— Мамка, это не служба, а службишка. Служба вся впереди.
Ночью Иванко переменил кольцо с пальца на палец. Выскочило три молодца:
— Што, новой хозеин, нать?!
— Нать, штобы наша избушка овернулась как бы королевскима палатами. А от нашего крыльца до царского дворца мост хрустальной, и по мосту машина ходит самосильно.
Того разу, со полуночи за рекой стук пошел, робота, строїтельсво. Царь да царица спросонья слышат, ругаются:
— Хал ера бы їх взела с їхной непрерывкой… То суботник, то воскресник, то ночесь робота…
А Ванькина семья с вечера спать валилась в избушке: мамка на печки, собака под печкой, Ванька на лавки, кошка на шешки. А утром прохватились… На! Што случилось!.. Лежат на золоченых кроватях, кошечка да собачка ново помешшенье нюхают. Ванька с мамкой тоже пошли своего дворца смотрять. Везде зерькала, занавесы, мебель магазинна, стены стеклянны. День, а ланпы горят… Толь боhато! На крыльцо выгуляли, даже глаза зашшурили. От їхного крыльца до царского дворца мост хрустальной, как колечко светит. По мосту машинка сама о себе ходит.
— Ну, мама, Ванька говорит, оболокись помодне да поди зови анператора этого дива гледеть. А я, как жаних, на машинки подкачу.
Мама сарафанишко сдернула, барыной наредилась, шлейф роспустила, зонтик отворила, ступила на мос, ей созади ветерок попутной дунул, — она так на четвереньках к царскому крыльцу и съехала. Царь да царица чай пьют. Мамка заходит резво, глядит весело:
— Здрасте. Чай да сахар! Вчерась была у вас со сватаньем. Вы загадочку задали: мос состряпать. Дак пожалуйте роботу принимать.
Царь к окошку, глазам не верит:
— Мост?! Усохни моя душенька, мост!..
По комнаты забегал:
— Карону суда! Пальтë суда! Пойду пошшупаю, может ише оптической омман здренья.
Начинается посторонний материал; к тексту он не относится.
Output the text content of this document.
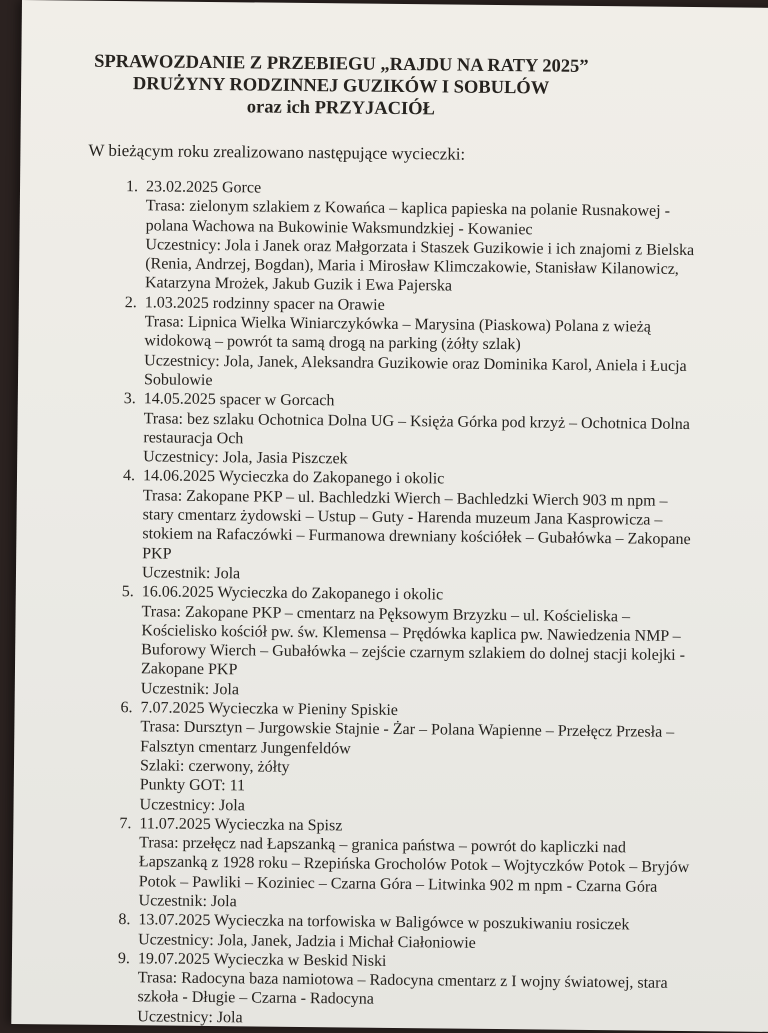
SPRAWOZDANIE Z PRZEBIEGU „RAJDU NA RATY 2025”
DRUŻYNY RODZINNEJ GUZIKÓW I SOBULÓW
oraz ich PRZYJACIÓŁ
W bieżącym roku zrealizowano następujące wycieczki:
1. 23.02.2025 Gorce
Trasa: zielonym szlakiem z Kowańca – kaplica papieska na polanie Rusnakowej -
polana Wachowa na Bukowinie Waksmundzkiej - Kowaniec
Uczestnicy: Jola i Janek oraz Małgorzata i Staszek Guzikowie i ich znajomi z Bielska
(Renia, Andrzej, Bogdan), Maria i Mirosław Klimczakowie, Stanisław Kilanowicz,
Katarzyna Mrożek, Jakub Guzik i Ewa Pajerska
2. 1.03.2025 rodzinny spacer na Orawie
Trasa: Lipnica Wielka Winiarczykówka – Marysina (Piaskowa) Polana z wieżą
widokową – powrót ta samą drogą na parking (żółty szlak)
Uczestnicy: Jola, Janek, Aleksandra Guzikowie oraz Dominika Karol, Aniela i Łucja
Sobulowie
3. 14.05.2025 spacer w Gorcach
Trasa: bez szlaku Ochotnica Dolna UG – Księża Górka pod krzyż – Ochotnica Dolna
restauracja Och
Uczestnicy: Jola, Jasia Piszczek
4. 14.06.2025 Wycieczka do Zakopanego i okolic
Trasa: Zakopane PKP – ul. Bachledzki Wierch – Bachledzki Wierch 903 m npm –
stary cmentarz żydowski – Ustup – Guty - Harenda muzeum Jana Kasprowicza –
stokiem na Rafaczówki – Furmanowa drewniany kościółek – Gubałówka – Zakopane
PKP
Uczestnik: Jola
5. 16.06.2025 Wycieczka do Zakopanego i okolic
Trasa: Zakopane PKP – cmentarz na Pęksowym Brzyzku – ul. Kościeliska –
Kościelisko kościół pw. św. Klemensa – Prędówka kaplica pw. Nawiedzenia NMP –
Buforowy Wierch – Gubałówka – zejście czarnym szlakiem do dolnej stacji kolejki -
Zakopane PKP
Uczestnik: Jola
6. 7.07.2025 Wycieczka w Pieniny Spiskie
Trasa: Dursztyn – Jurgowskie Stajnie - Żar – Polana Wapienne – Przełęcz Przesła –
Falsztyn cmentarz Jungenfeldów
Szlaki: czerwony, żółty
Punkty GOT: 11
Uczestnicy: Jola
7. 11.07.2025 Wycieczka na Spisz
Trasa: przełęcz nad Łapszanką – granica państwa – powrót do kapliczki nad
Łapszanką z 1928 roku – Rzepińska Grocholów Potok – Wojtyczków Potok – Bryjów
Potok – Pawliki – Koziniec – Czarna Góra – Litwinka 902 m npm - Czarna Góra
Uczestnik: Jola
8. 13.07.2025 Wycieczka na torfowiska w Baligówce w poszukiwaniu rosiczek
Uczestnicy: Jola, Janek, Jadzia i Michał Ciałoniowie
9. 19.07.2025 Wycieczka w Beskid Niski
Trasa: Radocyna baza namiotowa – Radocyna cmentarz z I wojny światowej, stara
szkoła - Długie – Czarna - Radocyna
Uczestnicy: Jola
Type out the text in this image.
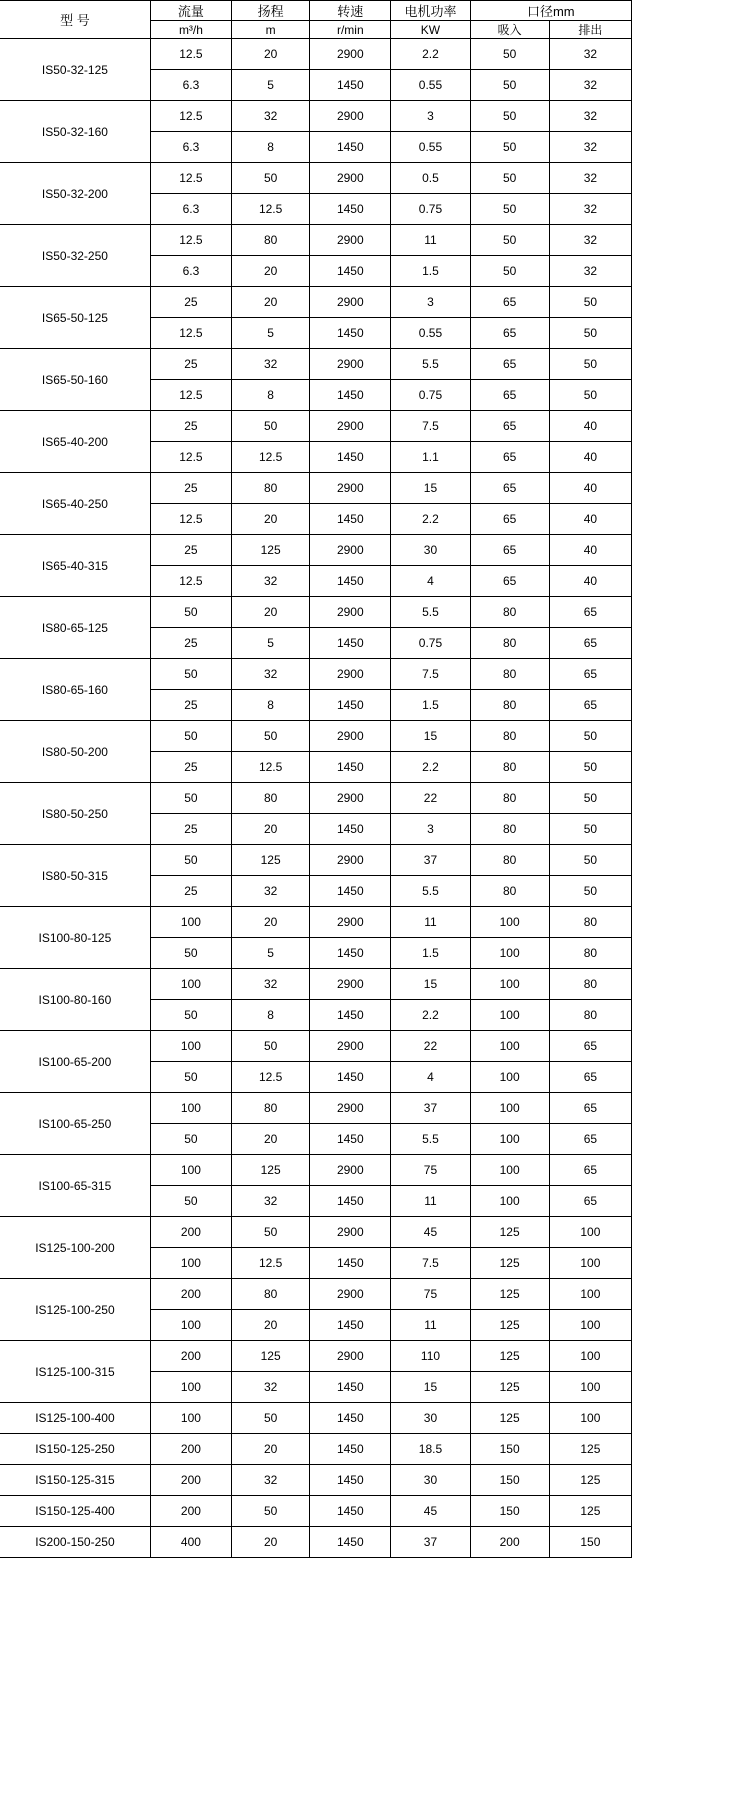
型 号	流量	扬程	转速	电机功率	口径mm	
	m³/h	m	r/min	KW	吸入	排出
IS50-32-125	12.5	20	2900	2.2	50	32
	6.3	5	1450	0.55	50	32
IS50-32-160	12.5	32	2900	3	50	32
	6.3	8	1450	0.55	50	32
IS50-32-200	12.5	50	2900	0.5	50	32
	6.3	12.5	1450	0.75	50	32
IS50-32-250	12.5	80	2900	11	50	32
	6.3	20	1450	1.5	50	32
IS65-50-125	25	20	2900	3	65	50
	12.5	5	1450	0.55	65	50
IS65-50-160	25	32	2900	5.5	65	50
	12.5	8	1450	0.75	65	50
IS65-40-200	25	50	2900	7.5	65	40
	12.5	12.5	1450	1.1	65	40
IS65-40-250	25	80	2900	15	65	40
	12.5	20	1450	2.2	65	40
IS65-40-315	25	125	2900	30	65	40
	12.5	32	1450	4	65	40
IS80-65-125	50	20	2900	5.5	80	65
	25	5	1450	0.75	80	65
IS80-65-160	50	32	2900	7.5	80	65
	25	8	1450	1.5	80	65
IS80-50-200	50	50	2900	15	80	50
	25	12.5	1450	2.2	80	50
IS80-50-250	50	80	2900	22	80	50
	25	20	1450	3	80	50
IS80-50-315	50	125	2900	37	80	50
	25	32	1450	5.5	80	50
IS100-80-125	100	20	2900	11	100	80
	50	5	1450	1.5	100	80
IS100-80-160	100	32	2900	15	100	80
	50	8	1450	2.2	100	80
IS100-65-200	100	50	2900	22	100	65
	50	12.5	1450	4	100	65
IS100-65-250	100	80	2900	37	100	65
	50	20	1450	5.5	100	65
IS100-65-315	100	125	2900	75	100	65
	50	32	1450	11	100	65
IS125-100-200	200	50	2900	45	125	100
	100	12.5	1450	7.5	125	100
IS125-100-250	200	80	2900	75	125	100
	100	20	1450	11	125	100
IS125-100-315	200	125	2900	110	125	100
	100	32	1450	15	125	100
IS125-100-400	100	50	1450	30	125	100
IS150-125-250	200	20	1450	18.5	150	125
IS150-125-315	200	32	1450	30	150	125
IS150-125-400	200	50	1450	45	150	125
IS200-150-250	400	20	1450	37	200	150
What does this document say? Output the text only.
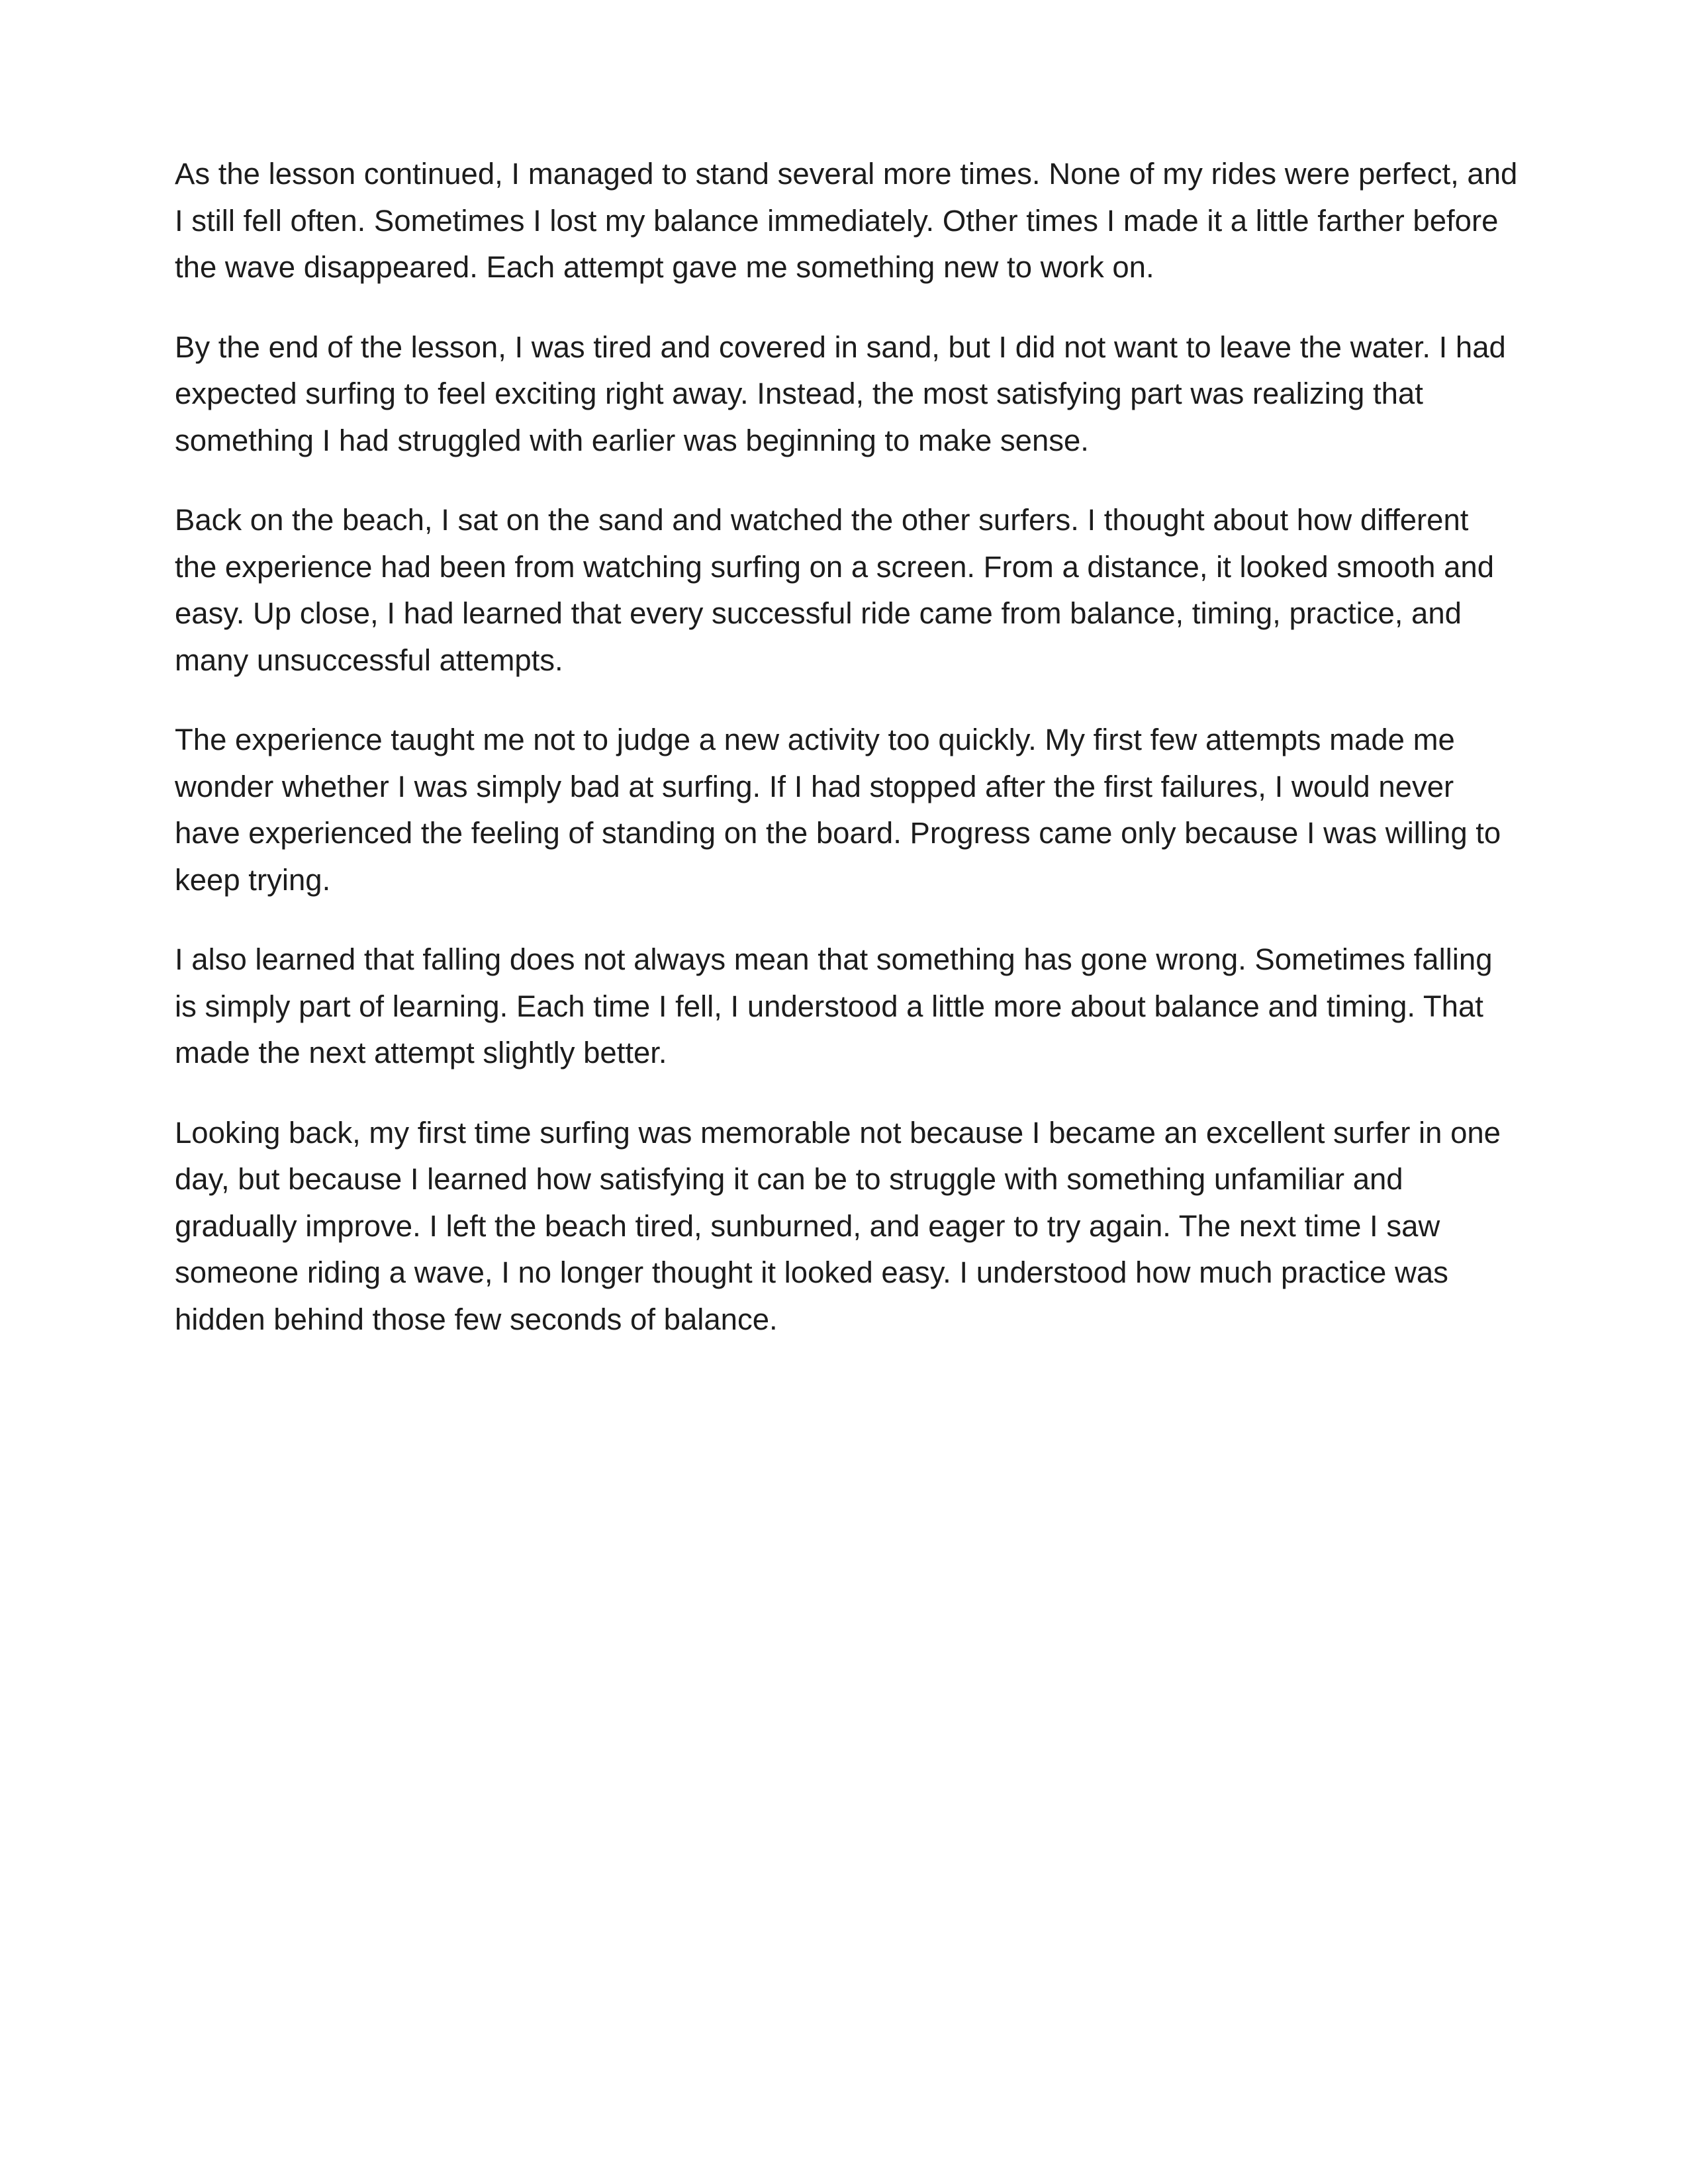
As the lesson continued, I managed to stand several more times. None of my rides were perfect, and I still fell often. Sometimes I lost my balance immediately. Other times I made it a little farther before the wave disappeared. Each attempt gave me something new to work on.

By the end of the lesson, I was tired and covered in sand, but I did not want to leave the water. I had expected surfing to feel exciting right away. Instead, the most satisfying part was realizing that something I had struggled with earlier was beginning to make sense.

Back on the beach, I sat on the sand and watched the other surfers. I thought about how different the experience had been from watching surfing on a screen. From a distance, it looked smooth and easy. Up close, I had learned that every successful ride came from balance, timing, practice, and many unsuccessful attempts.

The experience taught me not to judge a new activity too quickly. My first few attempts made me wonder whether I was simply bad at surfing. If I had stopped after the first failures, I would never have experienced the feeling of standing on the board. Progress came only because I was willing to keep trying.

I also learned that falling does not always mean that something has gone wrong. Sometimes falling is simply part of learning. Each time I fell, I understood a little more about balance and timing. That made the next attempt slightly better.

Looking back, my first time surfing was memorable not because I became an excellent surfer in one day, but because I learned how satisfying it can be to struggle with something unfamiliar and gradually improve. I left the beach tired, sunburned, and eager to try again. The next time I saw someone riding a wave, I no longer thought it looked easy. I understood how much practice was hidden behind those few seconds of balance.
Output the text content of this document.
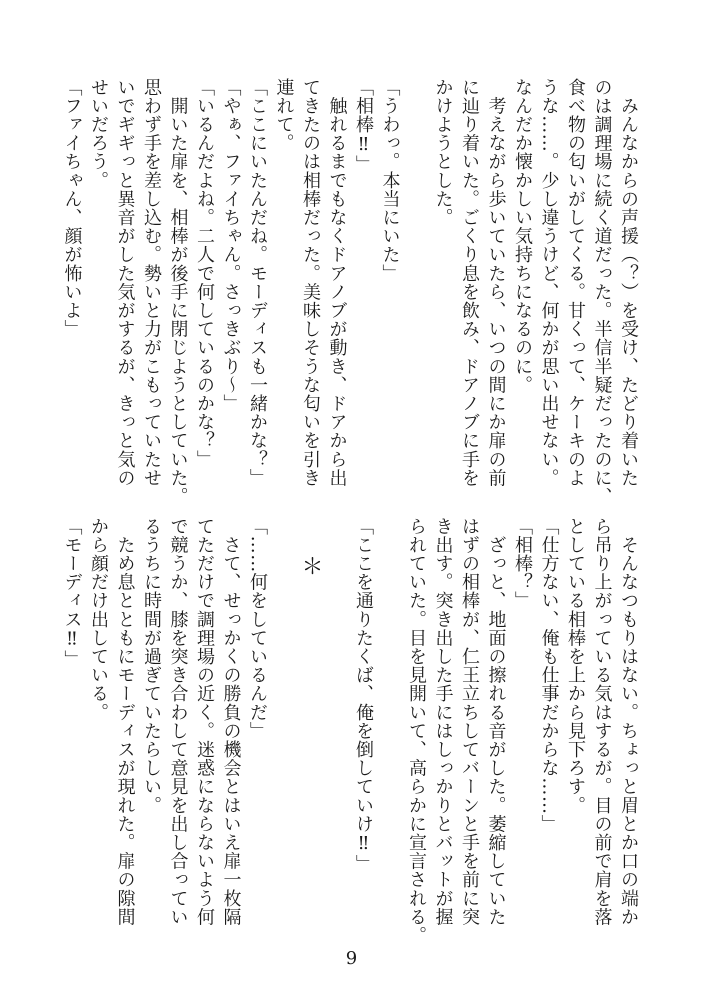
　みんなからの声援（？）を受け、たどり着いた
のは調理場に続く道だった。半信半疑だったのに、
食べ物の匂いがしてくる。甘くって、ケーキのよ
うな……。少し違うけど、何かが思い出せない。
なんだか懐かしい気持ちになるのに。
　考えながら歩いていたら、いつの間にか扉の前
に辿り着いた。ごくり息を飲み、ドアノブに手を
かけようとした。
「うわっ。本当にいた」
「相棒‼」
　触れるまでもなくドアノブが動き、ドアから出
てきたのは相棒だった。美味しそうな匂いを引き
連れて。
「ここにいたんだね。モーディスも一緒かな？」
「やぁ、ファイちゃん。さっきぶり～」
「いるんだよね。二人で何しているのかな？」
　開いた扉を、相棒が後手に閉じようとしていた。
思わず手を差し込む。勢いと力がこもっていたせ
いでギギっと異音がした気がするが、きっと気の
せいだろう。
「ファイちゃん、顔が怖いよ」
　そんなつもりはない。ちょっと眉とか口の端か
ら吊り上がっている気はするが。目の前で肩を落
としている相棒を上から見下ろす。
「仕方ない、俺も仕事だからな……」
「相棒？」
　ざっと、地面の擦れる音がした。萎縮していた
はずの相棒が、仁王立ちしてバーンと手を前に突
き出す。突き出した手にはしっかりとバットが握
られていた。目を見開いて、高らかに宣言される。
「ここを通りたくば、俺を倒していけ‼」
＊
「……何をしているんだ」
　さて、せっかくの勝負の機会とはいえ扉一枚隔
てただけで調理場の近く。迷惑にならないよう何
で競うか、膝を突き合わして意見を出し合ってい
るうちに時間が過ぎていたらしい。
　ため息とともにモーディスが現れた。扉の隙間
から顔だけ出している。
「モーディス‼」
9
Выкатил на улицу. Мост руками хлопат, перила шатат… А тут ново диво. По мосту машина бежит сухопутно, дым идет, и музыка играет. Из каюты Ванька выпал и к анператору с поклоном:
— Ваше высоко, дозвольте вас и супругу вашу всепокорнейше просить прогуляться на данной машинке. Открыть движение, так сказать…
Царь не знат, што делать:
— Хы-хы! Я то бы ничего, да жона-та как?
Царица руками, ногами машет:
— Не поеду! Стрась эка! Сронят в реку, дак што хорошего?!
Тут вся свита зауговаривала:
— Ваше величие, нать проехаться, пример показать. А то перед Европами будет канфуз!
Рада бы курица не шла, да за крыло волокут. Царь да царица вставились в каютку. Свита на запятках. Машина сосвистела, звонок созвонил, музыка заиграла, покатились, значит.
Царя да царицу той же минутой укачало, — они блевать приправились. Которы пароходы под мостом шли с народом, все облеваны сделались. К шшасью середи моста остановка. Тут буфет, прохладительны напитки. Царя да царицу из каюты вынели, слуги поддавалами машут, їх в дейсво приводят. Ванька с подносом кланяїтся. Они, бажоны, никаких слов не примают:
— Ох, тошнехонько… Ох, укачало… Ух, растресло, растрепало… Молодой человек, мы на все согласны! Бери девку. Только вези нас обратно. Домой поворачивай.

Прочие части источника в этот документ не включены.